Today, from the underground craters , which gave rise to it, only the edge of the largest one remains and it is identified to be the present Mount Epome. Just for its volcanic origins, Ischia, nowadays, is rich in those mineral and thermo-mineral springs, which, togethe with its many beauties, have contributed to make it famous worldwide.
From another crater – open through a canal in 1854 – the Port was built, however this ‘marine’ intervention is not the only work done to enhance and develop the area. Long before – in 1438 – the Aragonese built the Bridge, which connects the town of Ischia to the islet, where rises the Castle (surrounded by four towers), the 14th century Cathedral, the former convent of the Clarisses (with a very peculiar cemetery, where the nuns were not buried, but laid down on masonry chairs) and the Church of the Immaculate.
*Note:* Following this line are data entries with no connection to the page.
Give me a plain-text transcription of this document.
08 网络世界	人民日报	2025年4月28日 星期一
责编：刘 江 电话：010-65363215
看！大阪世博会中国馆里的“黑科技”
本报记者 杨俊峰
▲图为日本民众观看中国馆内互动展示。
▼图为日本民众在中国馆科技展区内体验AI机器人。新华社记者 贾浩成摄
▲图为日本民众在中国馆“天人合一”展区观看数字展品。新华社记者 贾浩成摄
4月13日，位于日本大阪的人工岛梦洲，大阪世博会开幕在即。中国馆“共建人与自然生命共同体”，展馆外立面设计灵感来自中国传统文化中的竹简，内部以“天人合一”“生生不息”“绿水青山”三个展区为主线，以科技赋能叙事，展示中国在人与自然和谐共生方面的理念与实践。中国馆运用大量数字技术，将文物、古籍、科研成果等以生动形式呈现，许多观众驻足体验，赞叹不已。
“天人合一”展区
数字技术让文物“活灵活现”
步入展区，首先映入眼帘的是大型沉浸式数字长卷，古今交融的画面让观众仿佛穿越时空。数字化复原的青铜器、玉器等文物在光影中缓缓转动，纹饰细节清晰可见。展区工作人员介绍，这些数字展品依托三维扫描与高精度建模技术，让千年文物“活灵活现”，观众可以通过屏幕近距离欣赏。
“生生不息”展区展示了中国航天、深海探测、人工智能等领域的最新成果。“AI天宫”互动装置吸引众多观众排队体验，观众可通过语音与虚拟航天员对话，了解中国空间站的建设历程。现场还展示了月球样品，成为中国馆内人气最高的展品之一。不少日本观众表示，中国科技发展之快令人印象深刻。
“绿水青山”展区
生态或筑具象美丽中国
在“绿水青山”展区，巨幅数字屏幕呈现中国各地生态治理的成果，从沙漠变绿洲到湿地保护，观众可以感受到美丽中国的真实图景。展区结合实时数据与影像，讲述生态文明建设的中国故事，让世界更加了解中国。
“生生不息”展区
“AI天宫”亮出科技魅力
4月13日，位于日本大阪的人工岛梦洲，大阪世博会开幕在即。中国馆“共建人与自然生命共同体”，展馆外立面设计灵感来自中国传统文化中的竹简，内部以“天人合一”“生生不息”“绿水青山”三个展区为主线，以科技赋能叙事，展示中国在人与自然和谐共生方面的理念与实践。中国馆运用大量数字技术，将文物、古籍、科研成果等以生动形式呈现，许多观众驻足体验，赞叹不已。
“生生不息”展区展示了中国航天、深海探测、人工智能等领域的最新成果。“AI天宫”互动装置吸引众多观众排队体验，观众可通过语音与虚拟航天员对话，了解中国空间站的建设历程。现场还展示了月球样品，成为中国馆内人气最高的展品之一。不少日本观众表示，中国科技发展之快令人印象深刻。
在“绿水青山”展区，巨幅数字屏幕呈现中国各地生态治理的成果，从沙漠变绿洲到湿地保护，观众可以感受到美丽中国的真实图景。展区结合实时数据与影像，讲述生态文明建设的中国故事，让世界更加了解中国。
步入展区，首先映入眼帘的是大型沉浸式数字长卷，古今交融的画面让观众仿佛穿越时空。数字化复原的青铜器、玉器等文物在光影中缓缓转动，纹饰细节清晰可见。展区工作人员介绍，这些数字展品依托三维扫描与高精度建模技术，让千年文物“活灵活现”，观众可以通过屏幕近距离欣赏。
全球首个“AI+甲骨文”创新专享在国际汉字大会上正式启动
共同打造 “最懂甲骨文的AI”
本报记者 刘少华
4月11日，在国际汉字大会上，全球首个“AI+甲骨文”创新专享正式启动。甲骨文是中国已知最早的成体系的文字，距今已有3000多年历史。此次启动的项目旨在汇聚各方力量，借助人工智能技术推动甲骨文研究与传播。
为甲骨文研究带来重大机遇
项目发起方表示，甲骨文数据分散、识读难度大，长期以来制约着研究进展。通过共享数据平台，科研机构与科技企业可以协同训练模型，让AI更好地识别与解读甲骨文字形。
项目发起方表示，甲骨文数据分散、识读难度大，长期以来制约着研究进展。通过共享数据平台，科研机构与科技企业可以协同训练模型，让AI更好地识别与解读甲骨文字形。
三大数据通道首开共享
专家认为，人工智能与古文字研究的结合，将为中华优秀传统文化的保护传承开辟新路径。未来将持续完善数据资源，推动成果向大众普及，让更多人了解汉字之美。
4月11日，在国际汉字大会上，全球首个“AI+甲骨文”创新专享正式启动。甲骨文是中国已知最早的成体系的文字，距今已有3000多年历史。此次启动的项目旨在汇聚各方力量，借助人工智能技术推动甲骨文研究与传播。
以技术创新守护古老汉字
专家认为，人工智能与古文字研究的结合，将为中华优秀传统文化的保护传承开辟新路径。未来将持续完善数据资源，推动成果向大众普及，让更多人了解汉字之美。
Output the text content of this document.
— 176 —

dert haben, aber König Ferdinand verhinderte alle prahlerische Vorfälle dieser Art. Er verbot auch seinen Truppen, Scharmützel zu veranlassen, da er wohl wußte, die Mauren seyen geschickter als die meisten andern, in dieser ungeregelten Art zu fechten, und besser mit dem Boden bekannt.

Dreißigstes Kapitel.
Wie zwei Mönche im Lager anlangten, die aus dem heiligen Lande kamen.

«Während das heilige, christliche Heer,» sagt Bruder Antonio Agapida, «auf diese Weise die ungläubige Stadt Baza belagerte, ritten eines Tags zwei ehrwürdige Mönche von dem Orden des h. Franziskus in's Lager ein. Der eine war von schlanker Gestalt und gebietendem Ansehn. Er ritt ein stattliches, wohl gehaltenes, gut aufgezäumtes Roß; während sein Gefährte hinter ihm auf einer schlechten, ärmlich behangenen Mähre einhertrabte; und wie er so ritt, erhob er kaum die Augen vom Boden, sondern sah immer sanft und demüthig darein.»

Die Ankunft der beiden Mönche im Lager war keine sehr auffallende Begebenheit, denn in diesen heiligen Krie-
Among the towns that grew on ‘mother-island’, the most famous is Ischia town itself, although Lacco Ameno presents several fascinating aspects such as the the Archaeological Museum or the Church of Santa Maria del Soccorso and by the visit to the famous islet ‘Fungo’ (translated in English as "mushroom" once it is a tuffaceous small area with that shape).
From Casamicciola, instead, visitors can enjoy the enrapturing landscapes from the view point Sentinella and from the road that connects Mount Rotaro to Mount Trippodi.
Not less fascinating is Forio d’Ischia, where a visit to the Poseidon Gardens is granted. These gardens are located at one of the most beautiful beachs of the island and house a very modern thermal complex.
Finally, the enchanting town of Sant’Angelo, situated between two suggestive bays, connected by a thin strip of sand. There, one can still see the ruins of a tower, destroyed in the early 19th century or enjoy the views offered by the wonderful gardens of Apollo and Aphrodite.